KitaKrise Berlin have form letters online for taking legal action if you can’t find a Kita place and you’ve reached the end of the line with the Jugendamt. In the coming months, we’ll write some more blog posts about this process. In the meantime, All About Berlin’s Kita guide is very comprehensive.
What kind of temporary childcare solutions are there in Berlin?
- Tagesmutter / Tagesvater: one person who is licensed to care for up to five children (or ten in cooperation with another Tagesmutter / Tagesvater)
- Babysitter: The casual going hourly rate is around 10-12/Euros per hour for one child if paid directly to the babysitter (though this is often going to be “cash-in-hand” or 15-25/EUR if paid through an agency
- Nanny: usually employed on either a minijob or a part-time employment contract. Talk to Extra Arms – they come highly recommended by Red Tape Translation.

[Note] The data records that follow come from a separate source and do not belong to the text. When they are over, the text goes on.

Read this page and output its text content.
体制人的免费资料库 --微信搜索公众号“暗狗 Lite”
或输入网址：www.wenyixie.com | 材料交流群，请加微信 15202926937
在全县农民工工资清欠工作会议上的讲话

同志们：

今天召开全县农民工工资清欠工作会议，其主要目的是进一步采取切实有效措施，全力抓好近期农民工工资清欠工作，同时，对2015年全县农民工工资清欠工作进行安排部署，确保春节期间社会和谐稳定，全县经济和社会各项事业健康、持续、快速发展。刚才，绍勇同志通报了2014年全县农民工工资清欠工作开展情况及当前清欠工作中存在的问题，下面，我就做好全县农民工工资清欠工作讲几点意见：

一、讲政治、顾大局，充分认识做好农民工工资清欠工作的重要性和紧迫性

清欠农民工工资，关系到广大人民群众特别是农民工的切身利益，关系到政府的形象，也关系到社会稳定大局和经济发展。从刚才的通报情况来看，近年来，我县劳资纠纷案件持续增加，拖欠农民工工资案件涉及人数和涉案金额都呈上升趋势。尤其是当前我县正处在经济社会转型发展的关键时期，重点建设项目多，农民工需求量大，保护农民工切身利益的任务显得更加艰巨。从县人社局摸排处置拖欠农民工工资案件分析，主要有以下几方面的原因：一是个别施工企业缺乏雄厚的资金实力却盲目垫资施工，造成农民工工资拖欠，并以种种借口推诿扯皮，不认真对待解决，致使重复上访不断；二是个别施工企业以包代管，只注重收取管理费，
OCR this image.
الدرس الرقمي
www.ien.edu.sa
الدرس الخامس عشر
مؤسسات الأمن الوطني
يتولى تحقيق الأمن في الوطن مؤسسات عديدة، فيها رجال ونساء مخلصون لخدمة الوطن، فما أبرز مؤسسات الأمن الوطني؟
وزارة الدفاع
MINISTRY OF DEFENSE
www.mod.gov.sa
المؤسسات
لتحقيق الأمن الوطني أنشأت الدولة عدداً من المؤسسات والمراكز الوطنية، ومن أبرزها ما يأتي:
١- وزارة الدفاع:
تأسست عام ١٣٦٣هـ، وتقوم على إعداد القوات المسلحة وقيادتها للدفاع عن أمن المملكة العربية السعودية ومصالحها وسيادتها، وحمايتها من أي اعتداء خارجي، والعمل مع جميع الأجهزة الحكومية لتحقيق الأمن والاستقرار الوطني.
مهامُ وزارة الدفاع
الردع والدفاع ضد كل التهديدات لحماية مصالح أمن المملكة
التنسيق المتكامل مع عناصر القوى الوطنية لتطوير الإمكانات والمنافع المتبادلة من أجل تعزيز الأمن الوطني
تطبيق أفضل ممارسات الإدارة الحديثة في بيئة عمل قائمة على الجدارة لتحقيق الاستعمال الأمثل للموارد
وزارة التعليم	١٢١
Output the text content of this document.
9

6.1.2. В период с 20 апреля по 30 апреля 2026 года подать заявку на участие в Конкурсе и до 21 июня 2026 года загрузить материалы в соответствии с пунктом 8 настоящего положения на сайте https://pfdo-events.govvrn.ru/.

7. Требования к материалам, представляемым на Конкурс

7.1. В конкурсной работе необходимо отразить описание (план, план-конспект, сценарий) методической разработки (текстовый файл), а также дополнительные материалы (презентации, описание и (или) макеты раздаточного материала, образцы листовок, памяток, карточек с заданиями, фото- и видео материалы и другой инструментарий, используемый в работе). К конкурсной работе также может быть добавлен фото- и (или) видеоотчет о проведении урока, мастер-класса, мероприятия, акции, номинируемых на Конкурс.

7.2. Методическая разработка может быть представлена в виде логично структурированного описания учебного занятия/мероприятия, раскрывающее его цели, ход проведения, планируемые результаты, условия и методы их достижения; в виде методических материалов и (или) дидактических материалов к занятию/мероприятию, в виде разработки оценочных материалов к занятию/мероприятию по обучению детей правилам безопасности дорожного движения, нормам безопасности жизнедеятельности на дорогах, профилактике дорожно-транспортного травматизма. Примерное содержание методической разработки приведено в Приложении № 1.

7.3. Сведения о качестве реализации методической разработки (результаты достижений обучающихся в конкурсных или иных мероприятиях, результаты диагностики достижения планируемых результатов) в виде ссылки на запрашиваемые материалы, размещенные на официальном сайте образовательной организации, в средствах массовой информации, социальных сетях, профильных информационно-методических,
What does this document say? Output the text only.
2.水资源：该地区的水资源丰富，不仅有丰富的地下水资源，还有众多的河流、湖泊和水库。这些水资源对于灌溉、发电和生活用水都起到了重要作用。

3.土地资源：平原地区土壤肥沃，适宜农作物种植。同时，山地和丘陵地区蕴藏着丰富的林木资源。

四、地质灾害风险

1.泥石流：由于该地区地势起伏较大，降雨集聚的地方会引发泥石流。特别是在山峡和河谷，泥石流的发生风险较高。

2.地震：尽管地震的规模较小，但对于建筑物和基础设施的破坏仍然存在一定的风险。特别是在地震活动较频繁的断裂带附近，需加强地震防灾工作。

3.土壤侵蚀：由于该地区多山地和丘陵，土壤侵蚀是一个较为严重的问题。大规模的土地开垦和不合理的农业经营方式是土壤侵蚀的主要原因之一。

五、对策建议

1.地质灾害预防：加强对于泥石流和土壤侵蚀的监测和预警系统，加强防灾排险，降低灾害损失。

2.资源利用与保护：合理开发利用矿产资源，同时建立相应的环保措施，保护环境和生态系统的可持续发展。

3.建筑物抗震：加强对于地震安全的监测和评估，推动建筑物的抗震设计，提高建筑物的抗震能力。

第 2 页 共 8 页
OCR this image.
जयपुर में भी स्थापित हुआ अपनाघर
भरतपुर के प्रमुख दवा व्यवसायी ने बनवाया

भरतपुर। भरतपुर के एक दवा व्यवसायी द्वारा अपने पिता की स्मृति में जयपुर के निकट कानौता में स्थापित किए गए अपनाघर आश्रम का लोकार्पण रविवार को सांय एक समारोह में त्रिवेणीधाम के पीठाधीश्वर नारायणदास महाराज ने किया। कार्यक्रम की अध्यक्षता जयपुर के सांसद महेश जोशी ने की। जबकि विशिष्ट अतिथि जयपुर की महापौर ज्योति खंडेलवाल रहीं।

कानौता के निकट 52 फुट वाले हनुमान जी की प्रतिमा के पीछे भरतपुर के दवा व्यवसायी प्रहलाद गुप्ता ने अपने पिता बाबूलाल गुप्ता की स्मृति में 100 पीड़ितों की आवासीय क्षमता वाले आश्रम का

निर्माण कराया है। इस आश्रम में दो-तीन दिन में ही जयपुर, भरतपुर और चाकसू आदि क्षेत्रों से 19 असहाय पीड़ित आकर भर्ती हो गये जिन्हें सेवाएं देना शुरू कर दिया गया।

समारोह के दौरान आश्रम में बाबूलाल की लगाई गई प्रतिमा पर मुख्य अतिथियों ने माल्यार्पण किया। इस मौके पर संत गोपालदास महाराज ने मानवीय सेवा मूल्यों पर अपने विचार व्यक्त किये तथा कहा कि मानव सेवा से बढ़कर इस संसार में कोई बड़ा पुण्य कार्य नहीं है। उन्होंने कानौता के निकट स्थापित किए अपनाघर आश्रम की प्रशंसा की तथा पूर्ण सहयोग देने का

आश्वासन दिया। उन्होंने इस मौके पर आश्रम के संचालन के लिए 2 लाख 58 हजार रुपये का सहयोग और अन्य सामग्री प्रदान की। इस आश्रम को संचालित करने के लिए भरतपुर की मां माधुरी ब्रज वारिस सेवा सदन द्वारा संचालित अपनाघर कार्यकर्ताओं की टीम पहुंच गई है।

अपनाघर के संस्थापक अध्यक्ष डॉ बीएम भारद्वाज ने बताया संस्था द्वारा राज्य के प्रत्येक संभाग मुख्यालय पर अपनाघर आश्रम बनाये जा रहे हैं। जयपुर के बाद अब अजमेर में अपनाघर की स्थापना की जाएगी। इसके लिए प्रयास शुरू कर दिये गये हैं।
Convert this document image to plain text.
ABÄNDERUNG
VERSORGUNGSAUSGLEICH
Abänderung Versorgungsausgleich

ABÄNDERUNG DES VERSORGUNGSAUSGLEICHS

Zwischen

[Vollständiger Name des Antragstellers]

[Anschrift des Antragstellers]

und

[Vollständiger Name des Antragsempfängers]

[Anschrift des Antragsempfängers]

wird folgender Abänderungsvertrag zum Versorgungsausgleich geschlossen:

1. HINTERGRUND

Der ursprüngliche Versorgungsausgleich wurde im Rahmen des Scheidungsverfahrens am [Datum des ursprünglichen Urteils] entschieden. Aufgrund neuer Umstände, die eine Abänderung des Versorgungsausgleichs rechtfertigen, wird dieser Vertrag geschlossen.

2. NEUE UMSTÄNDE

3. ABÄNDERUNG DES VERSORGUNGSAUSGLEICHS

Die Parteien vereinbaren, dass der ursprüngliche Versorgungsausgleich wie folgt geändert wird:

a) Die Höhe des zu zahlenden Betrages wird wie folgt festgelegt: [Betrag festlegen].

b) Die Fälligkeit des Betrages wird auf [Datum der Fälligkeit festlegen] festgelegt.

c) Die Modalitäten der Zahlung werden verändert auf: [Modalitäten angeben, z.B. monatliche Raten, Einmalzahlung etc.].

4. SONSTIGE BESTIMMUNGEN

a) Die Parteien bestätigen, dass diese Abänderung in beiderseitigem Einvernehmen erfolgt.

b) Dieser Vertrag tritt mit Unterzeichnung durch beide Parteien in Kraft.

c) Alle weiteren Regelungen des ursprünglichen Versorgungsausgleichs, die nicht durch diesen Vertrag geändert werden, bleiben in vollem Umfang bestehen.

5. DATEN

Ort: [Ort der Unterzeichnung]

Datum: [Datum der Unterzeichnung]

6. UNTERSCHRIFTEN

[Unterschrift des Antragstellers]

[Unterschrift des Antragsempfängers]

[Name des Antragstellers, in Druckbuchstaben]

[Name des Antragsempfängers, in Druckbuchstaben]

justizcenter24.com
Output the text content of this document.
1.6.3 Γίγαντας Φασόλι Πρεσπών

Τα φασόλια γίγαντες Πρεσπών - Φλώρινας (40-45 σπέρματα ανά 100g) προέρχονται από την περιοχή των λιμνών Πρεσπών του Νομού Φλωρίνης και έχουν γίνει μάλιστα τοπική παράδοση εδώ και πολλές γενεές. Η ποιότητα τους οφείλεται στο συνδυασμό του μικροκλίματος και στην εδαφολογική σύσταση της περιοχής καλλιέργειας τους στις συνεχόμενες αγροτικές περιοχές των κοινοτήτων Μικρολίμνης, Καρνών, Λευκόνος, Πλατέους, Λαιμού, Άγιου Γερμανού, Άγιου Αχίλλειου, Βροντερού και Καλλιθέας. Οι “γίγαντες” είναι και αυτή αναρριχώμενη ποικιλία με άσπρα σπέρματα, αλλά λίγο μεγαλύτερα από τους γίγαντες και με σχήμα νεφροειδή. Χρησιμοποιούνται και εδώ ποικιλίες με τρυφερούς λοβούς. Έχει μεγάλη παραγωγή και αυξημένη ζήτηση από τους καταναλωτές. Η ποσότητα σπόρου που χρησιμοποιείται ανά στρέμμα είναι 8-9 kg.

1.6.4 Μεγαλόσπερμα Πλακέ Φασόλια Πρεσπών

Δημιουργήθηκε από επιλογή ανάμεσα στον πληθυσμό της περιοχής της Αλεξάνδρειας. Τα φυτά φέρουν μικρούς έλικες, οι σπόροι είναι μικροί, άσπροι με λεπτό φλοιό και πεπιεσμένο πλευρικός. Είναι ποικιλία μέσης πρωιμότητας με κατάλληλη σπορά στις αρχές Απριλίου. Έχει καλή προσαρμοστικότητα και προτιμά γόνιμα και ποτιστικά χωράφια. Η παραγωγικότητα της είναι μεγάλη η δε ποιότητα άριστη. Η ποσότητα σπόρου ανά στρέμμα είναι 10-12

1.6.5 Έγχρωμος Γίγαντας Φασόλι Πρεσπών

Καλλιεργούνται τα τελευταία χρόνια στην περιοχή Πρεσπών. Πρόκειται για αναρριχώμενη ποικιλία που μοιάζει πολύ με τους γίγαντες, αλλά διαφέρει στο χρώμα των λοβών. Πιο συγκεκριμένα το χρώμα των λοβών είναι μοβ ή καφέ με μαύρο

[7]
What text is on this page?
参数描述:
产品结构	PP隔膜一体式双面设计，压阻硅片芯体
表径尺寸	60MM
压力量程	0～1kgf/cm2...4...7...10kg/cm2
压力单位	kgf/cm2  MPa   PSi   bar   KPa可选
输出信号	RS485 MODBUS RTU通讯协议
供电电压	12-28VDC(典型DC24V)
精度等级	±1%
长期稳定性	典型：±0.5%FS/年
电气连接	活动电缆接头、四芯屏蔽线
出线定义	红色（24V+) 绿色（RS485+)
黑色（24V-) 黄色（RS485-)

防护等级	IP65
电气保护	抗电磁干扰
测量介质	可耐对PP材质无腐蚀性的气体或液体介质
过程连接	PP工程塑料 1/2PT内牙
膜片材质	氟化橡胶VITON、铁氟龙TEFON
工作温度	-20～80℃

- Co-working spaces with childcare: freelancers can work at a desk with their young children in the room next door, looked after by a qualified child-minder. In 2019, places in Berlin offering services such as this include JuggleHub, LES BOXES and Wunderhaus.
- Get together with another mum or dad who need to work and do a kid-swap so that each of you gets the chance to work uninterrupted while the other one looks after both (or all!) kids.